I updated the description to reflex the summary of discussions from previous patches. Based on the discussion, we believe that this should be the right approach

The overall patch looks good to me.

llvm/lib/Transforms/Coroutines/CoroFrame.cpp
1141–1142

not just the pointer itself.

'instead of the pointer itself' since we wouldn't store the pointer anymore, right?

1605

Use memcpy to copy large values; load+store results in very inefficient code.

Would the successive pass convert load+store to memcpy?

lxfind updated this revision to Diff 352041.Jun 14 2021, 9:24 PM
lxfind edited the summary of this revision. (Show Details)

update comment

lxfind added inline comments.Jun 15 2021, 8:09 AM
llvm/lib/Transforms/Coroutines/CoroFrame.cpp
1605

I think it would

efriedma added inline comments.Jun 15 2021, 12:18 PM
llvm/lib/Transforms/Coroutines/CoroFrame.cpp
1605

At -O0, we probably end up with a mess. At higher optimization levels, I think we have some code in instcombine to transform weird load/store operations; not sure if we reliably end up with a memcpy. In any case, no reason to rely on that transform here.

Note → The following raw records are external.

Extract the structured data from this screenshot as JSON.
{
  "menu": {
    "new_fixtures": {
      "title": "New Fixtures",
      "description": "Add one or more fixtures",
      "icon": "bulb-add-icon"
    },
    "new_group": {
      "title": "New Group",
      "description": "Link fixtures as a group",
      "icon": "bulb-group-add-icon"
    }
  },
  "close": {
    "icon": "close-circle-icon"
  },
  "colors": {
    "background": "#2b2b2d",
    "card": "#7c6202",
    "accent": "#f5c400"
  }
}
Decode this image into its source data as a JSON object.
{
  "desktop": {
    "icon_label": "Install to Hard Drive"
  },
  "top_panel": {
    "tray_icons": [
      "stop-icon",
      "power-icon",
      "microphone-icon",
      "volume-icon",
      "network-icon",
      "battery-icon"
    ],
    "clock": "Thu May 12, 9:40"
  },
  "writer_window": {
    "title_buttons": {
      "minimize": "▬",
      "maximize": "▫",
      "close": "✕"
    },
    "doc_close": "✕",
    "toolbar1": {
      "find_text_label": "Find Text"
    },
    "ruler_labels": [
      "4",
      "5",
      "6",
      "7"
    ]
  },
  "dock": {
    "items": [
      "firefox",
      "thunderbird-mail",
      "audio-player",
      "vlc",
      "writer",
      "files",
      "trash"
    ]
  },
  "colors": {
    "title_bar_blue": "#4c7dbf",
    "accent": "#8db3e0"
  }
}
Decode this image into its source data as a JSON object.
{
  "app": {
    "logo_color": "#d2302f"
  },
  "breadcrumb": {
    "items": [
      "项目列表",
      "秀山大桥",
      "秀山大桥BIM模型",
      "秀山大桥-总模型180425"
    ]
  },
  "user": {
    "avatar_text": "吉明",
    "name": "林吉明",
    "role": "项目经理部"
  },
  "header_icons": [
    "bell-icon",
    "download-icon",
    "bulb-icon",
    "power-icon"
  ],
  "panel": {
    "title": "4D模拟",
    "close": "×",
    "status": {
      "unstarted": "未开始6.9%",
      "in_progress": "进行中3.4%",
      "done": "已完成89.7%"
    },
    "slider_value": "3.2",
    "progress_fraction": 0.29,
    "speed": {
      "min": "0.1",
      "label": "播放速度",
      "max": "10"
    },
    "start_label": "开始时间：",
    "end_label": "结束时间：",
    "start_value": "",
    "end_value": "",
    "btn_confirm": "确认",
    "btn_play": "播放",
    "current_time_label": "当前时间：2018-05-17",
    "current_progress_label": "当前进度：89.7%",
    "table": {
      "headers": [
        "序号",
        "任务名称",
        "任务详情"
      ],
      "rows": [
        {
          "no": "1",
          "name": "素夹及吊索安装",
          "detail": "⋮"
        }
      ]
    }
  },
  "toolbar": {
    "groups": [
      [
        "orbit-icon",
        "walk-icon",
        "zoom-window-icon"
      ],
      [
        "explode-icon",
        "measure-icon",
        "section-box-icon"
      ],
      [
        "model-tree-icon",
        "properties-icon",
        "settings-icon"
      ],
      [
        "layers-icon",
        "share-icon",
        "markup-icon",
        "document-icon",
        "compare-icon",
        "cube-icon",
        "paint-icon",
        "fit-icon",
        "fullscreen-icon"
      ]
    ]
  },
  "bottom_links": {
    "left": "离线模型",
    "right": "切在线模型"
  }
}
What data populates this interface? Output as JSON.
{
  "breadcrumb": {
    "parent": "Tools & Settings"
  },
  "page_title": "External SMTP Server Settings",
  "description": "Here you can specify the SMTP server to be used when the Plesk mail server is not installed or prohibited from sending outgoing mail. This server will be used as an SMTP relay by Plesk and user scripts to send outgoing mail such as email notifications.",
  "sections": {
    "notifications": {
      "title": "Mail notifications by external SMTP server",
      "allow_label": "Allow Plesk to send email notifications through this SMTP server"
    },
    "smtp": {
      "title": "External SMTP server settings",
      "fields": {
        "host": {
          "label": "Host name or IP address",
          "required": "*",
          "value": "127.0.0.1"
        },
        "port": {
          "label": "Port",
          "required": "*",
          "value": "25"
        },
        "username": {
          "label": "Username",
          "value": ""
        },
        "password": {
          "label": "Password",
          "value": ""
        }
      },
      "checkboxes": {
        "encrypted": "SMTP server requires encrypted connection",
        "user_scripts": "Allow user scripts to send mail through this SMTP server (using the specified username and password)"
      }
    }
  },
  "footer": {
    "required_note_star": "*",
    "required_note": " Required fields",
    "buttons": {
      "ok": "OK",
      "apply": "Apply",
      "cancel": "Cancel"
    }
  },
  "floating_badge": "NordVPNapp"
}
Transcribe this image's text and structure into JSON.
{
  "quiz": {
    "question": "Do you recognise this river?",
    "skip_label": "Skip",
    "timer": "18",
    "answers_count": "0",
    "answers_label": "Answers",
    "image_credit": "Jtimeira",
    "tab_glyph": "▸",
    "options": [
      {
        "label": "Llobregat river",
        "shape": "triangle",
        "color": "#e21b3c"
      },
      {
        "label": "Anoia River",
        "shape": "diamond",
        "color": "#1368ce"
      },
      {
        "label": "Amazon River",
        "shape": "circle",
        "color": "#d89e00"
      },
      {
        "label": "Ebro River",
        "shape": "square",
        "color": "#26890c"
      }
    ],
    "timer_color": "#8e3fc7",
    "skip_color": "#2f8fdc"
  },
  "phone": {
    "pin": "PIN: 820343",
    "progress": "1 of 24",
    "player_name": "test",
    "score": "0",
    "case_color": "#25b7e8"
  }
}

ChuanqiXu added inline comments.Jun 15 2021, 6:53 PM
llvm/lib/Transforms/Coroutines/CoroFrame.cpp
1605

Thanks, I got it.

ChuanqiXu added inline comments.Jun 16 2021, 7:47 PM
llvm/test/Transforms/Coroutines/coro-byval-param.ll
7

Since this patch deals with 'byval' and 'noalias' arguments, it'd better to add a test case for 'noalias' arguments.

lxfind added inline comments.Jun 16 2021, 8:36 PM
llvm/test/Transforms/Coroutines/coro-byval-param.ll
7

I am actually not sure what would be a reasonable case that involves noalias (I could just duplicate foo with a noalias arg, but I am hoping it can be more realistic)

ChuanqiXu added inline comments.Jun 16 2021, 10:34 PM
llvm/test/Transforms/Coroutines/coro-byval-param.ll
7

Yeah, I spent a little time and still don't find realistic examples. If we can't get it in short time, I think the covering the codes may be important too.

lxfind updated this revision to Diff 352756.Jun 17 2021, 9:21 AM

Add test case for noalias argument

Looking at clang a bit more, I think the only way you end up with noalias arguments at the moment is via "__restrict". Which ends up looking basically like your testcase. Probably not too important in practice.

Patch looks fine from my side, but I'd like to leave final approval to someone more familiar with the coroutine code.

This revision is now accepted and ready to land.Jun 17 2021, 7:01 PM
This revision was landed with ongoing or failed builds.Jun 17 2021, 7:06 PM
This revision was automatically updated to reflect the committed changes.

Looks like this breaks tests on windows: http://45.33.8.238/win/40255/step_11.txt

Please take a look and revert for now if it takes a while to fix.

Looks like this breaks tests on windows: http://45.33.8.238/win/40255/step_11.txt

Please take a look and revert for now if it takes a while to fix.

Although I only test this on Linux, it's hard to believe that this patch would affect that test case. Since this one only touched coroutine module, it shouldn't affect IR without llvm.coro.* intrinsics.

Looking at clang a bit more, I think the only way you end up with noalias arguments at the moment is via "__restrict". Which ends up looking basically like your testcase. Probably not too important in practice.

Patch looks fine from my side, but I'd like to leave final approval to someone more familiar with the coroutine code.

Clang can also introduce noalias arguments when a function returns a struct.